SOC Investments was one of the pioneers of the successful racial justice audit proposals that emerged in the 2021 proxy season following the killings of George Floyd and Breonna Taylor, and growing awareness of the Black Lives Matter campaign. Those proposals prompted a flurry of audit commitments, including from Amazon, and this year racial justice audit proposals achieved majority support at eight companies.
In this week’s worker rights audit proposal, the filers highlighted that Amazon has faced “overwhelmingly negative media coverage in the US and internationally” over its alleged interference and anti-unionisation tactics.
They also noted “multiple occasions” where US regulators and courts have “ruled that Amazon violated labour laws and ordered remedies”, including recently by the National Labor Relations Board.
A spokesperson for Amazon declined to comment on the proposal but directed Responsible Investor to its response to SHARE’s 2022 resolution. “Everywhere we operate, we comply with applicable local laws related to freedom of association and collective bargaining and respect internationally recognised human rights,” the response stated.
They also pointed to a report published by Amazon in March on its policies and practices around freedom of association and collective bargaining.
But the investors stated in the latest proposal that this disclosure, while referencing the ILO conventions, “fails to explain whether and how Amazon’s human rights policies and practices align with these international standards or its own commitments”.
Investors divided on tax transparency proposals
Last week, a resolution at Cisco calling on the US tech firm to issue a “tax transparency report” using the Global Reporting Initiative’s (GRI) tax standard achieved support of 27 percent.

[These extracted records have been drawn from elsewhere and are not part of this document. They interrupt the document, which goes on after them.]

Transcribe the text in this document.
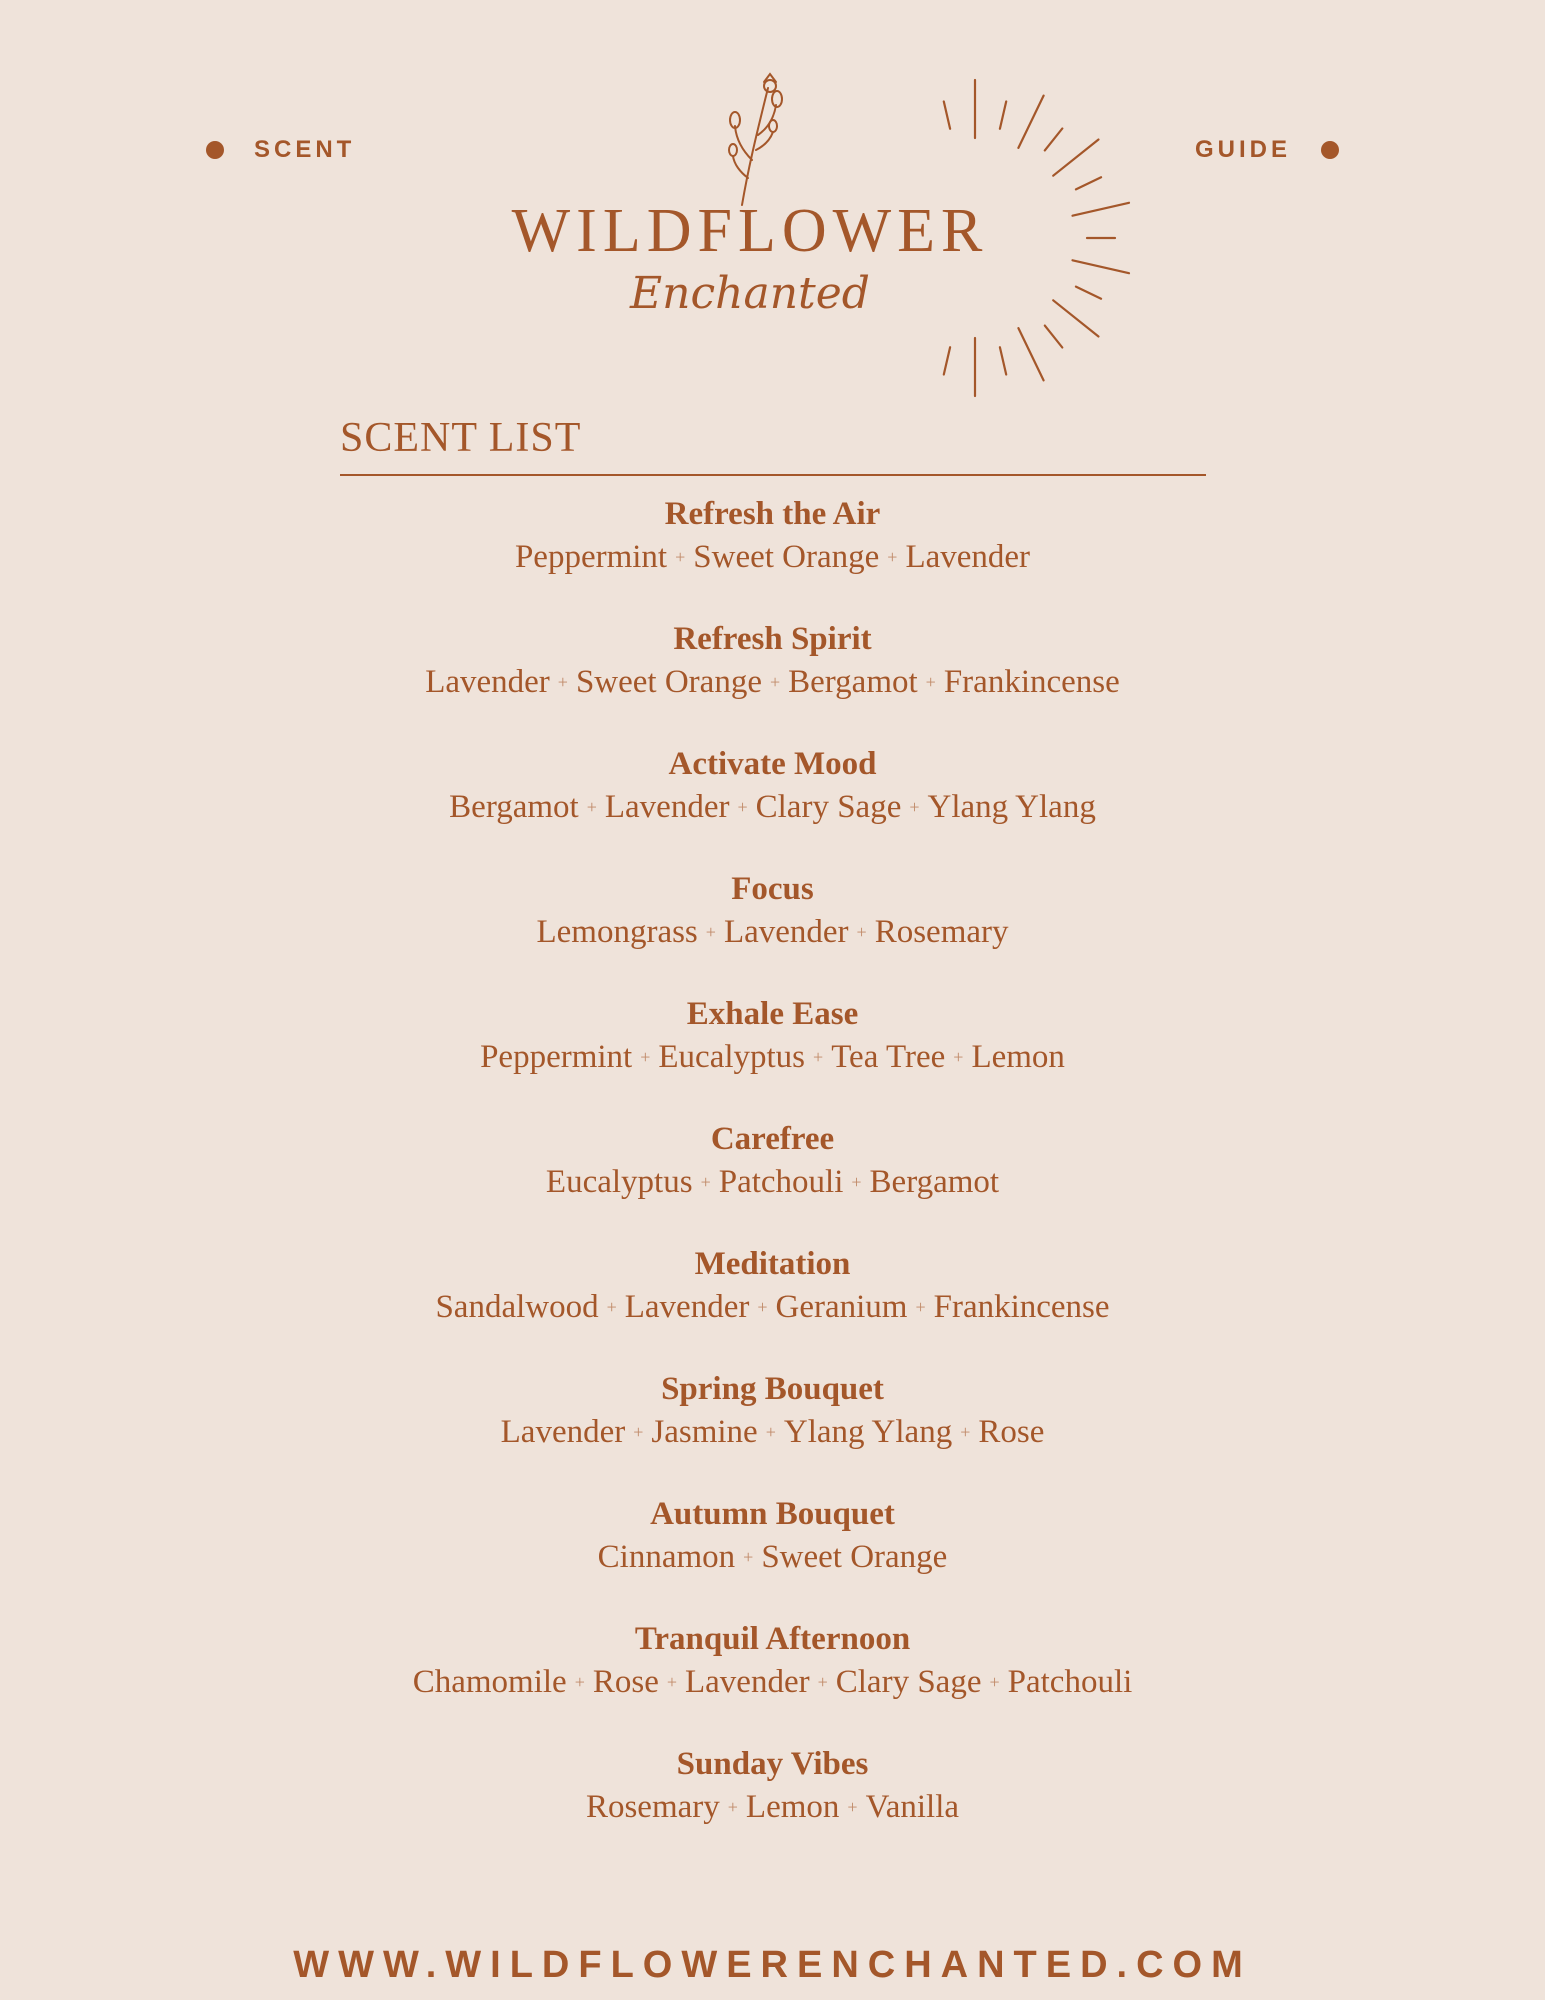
SCENT	GUIDE
WILDFLOWER
Enchanted
SCENT LIST
Refresh the Air
Peppermint + Sweet Orange + Lavender
Refresh Spirit
Lavender + Sweet Orange + Bergamot + Frankincense
Activate Mood
Bergamot + Lavender + Clary Sage + Ylang Ylang
Focus
Lemongrass + Lavender + Rosemary
Exhale Ease
Peppermint + Eucalyptus + Tea Tree + Lemon
Carefree
Eucalyptus + Patchouli + Bergamot
Meditation
Sandalwood + Lavender + Geranium + Frankincense
Spring Bouquet
Lavender + Jasmine + Ylang Ylang + Rose
Autumn Bouquet
Cinnamon + Sweet Orange
Tranquil Afternoon
Chamomile + Rose + Lavender + Clary Sage + Patchouli
Sunday Vibes
Rosemary + Lemon + Vanilla
WWW.WILDFLOWERENCHANTED.COM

That tally was six percentage points higher than that achieved by a similar proposal that went to the vote at Amazon in May. The proposal at Cisco was led by Danish fund AkademikerPension. Another at Microsoft, led by Greater Manchester Pension Fund, went to the vote on Tuesday. The result has not yet been filed at the SEC.

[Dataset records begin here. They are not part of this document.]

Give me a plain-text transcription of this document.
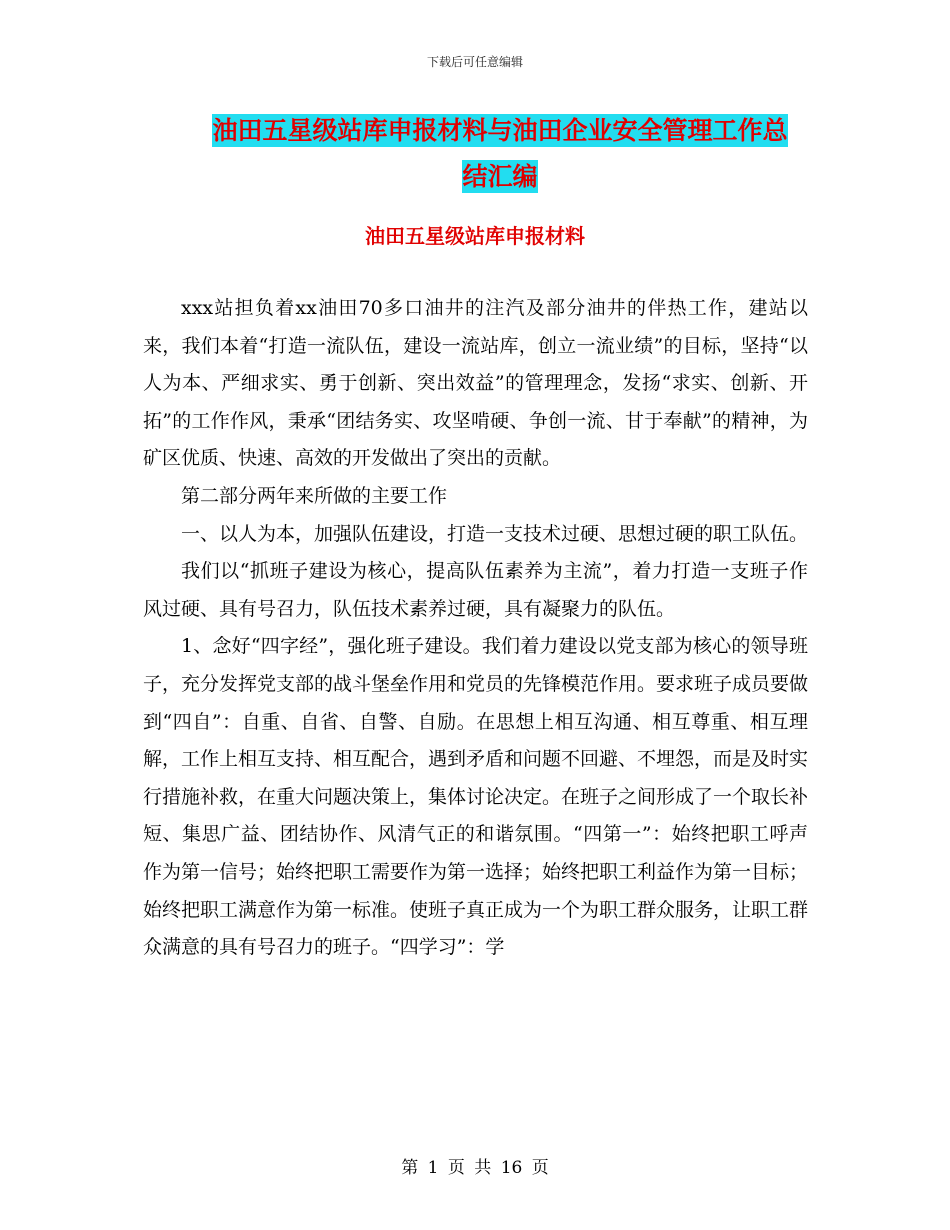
下载后可任意编辑
油田五星级站库申报材料与油田企业安全管理工作总
结汇编
油田五星级站库申报材料

xxx站担负着xx油田70多口油井的注汽及部分油井的伴热工作，建站以来，我们本着“打造一流队伍，建设一流站库，创立一流业绩”的目标，坚持“以人为本、严细求实、勇于创新、突出效益”的管理理念，发扬“求实、创新、开拓”的工作作风，秉承“团结务实、攻坚啃硬、争创一流、甘于奉献”的精神，为矿区优质、快速、高效的开发做出了突出的贡献。

第二部分两年来所做的主要工作

一、以人为本，加强队伍建设，打造一支技术过硬、思想过硬的职工队伍。

我们以“抓班子建设为核心，提高队伍素养为主流”，着力打造一支班子作风过硬、具有号召力，队伍技术素养过硬，具有凝聚力的队伍。

1、念好“四字经”，强化班子建设。我们着力建设以党支部为核心的领导班子，充分发挥党支部的战斗堡垒作用和党员的先锋模范作用。要求班子成员要做到“四自”：自重、自省、自警、自励。在思想上相互沟通、相互尊重、相互理解，工作上相互支持、相互配合，遇到矛盾和问题不回避、不埋怨，而是及时实行措施补救，在重大问题决策上，集体讨论决定。在班子之间形成了一个取长补短、集思广益、团结协作、风清气正的和谐氛围。“四第一”：始终把职工呼声作为第一信号；始终把职工需要作为第一选择；始终把职工利益作为第一目标；始终把职工满意作为第一标准。使班子真正成为一个为职工群众服务，让职工群众满意的具有号召力的班子。“四学习”：学

第 1 页 共 16 页
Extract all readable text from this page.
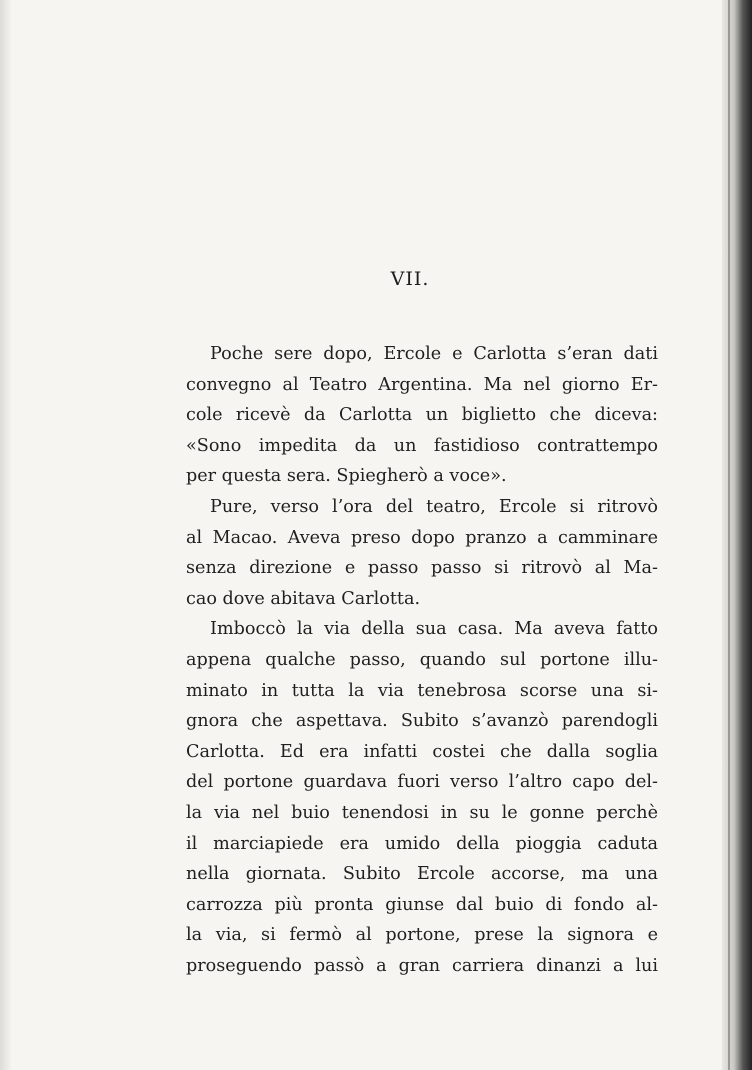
VII.
Poche sere dopo, Ercole e Carlotta s’eran dati
convegno al Teatro Argentina. Ma nel giorno Er-
cole ricevè da Carlotta un biglietto che diceva:
«Sono impedita da un fastidioso contrattempo
per questa sera. Spiegherò a voce».
Pure, verso l’ora del teatro, Ercole si ritrovò
al Macao. Aveva preso dopo pranzo a camminare
senza direzione e passo passo si ritrovò al Ma-
cao dove abitava Carlotta.
Imboccò la via della sua casa. Ma aveva fatto
appena qualche passo, quando sul portone illu-
minato in tutta la via tenebrosa scorse una si-
gnora che aspettava. Subito s’avanzò parendogli
Carlotta. Ed era infatti costei che dalla soglia
del portone guardava fuori verso l’altro capo del-
la via nel buio tenendosi in su le gonne perchè
il marciapiede era umido della pioggia caduta
nella giornata. Subito Ercole accorse, ma una
carrozza più pronta giunse dal buio di fondo al-
la via, si fermò al portone, prese la signora e
proseguendo passò a gran carriera dinanzi a lui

Big investors were divided on the merits of the proposals. Norway’s trillion-dollar sovereign wealth fund, Norges Bank Investment Management, and Californian public pension fund CalPERS were among those supporting the proposals, along with Dutch giant PGGM and the Office of the New York City Comptroller, which oversees the city’s five pension pots.
But CalPERS’ sister fund CalSTRS opposed the proposal at both Cisco and Microsoft and Dutch investor APG supported the one at the former but not the latter.
Tax transparency proposals have also been filed this year at oil majors Chevron, Exxon and ConocoPhillips by Oxfam America with the support of European investors.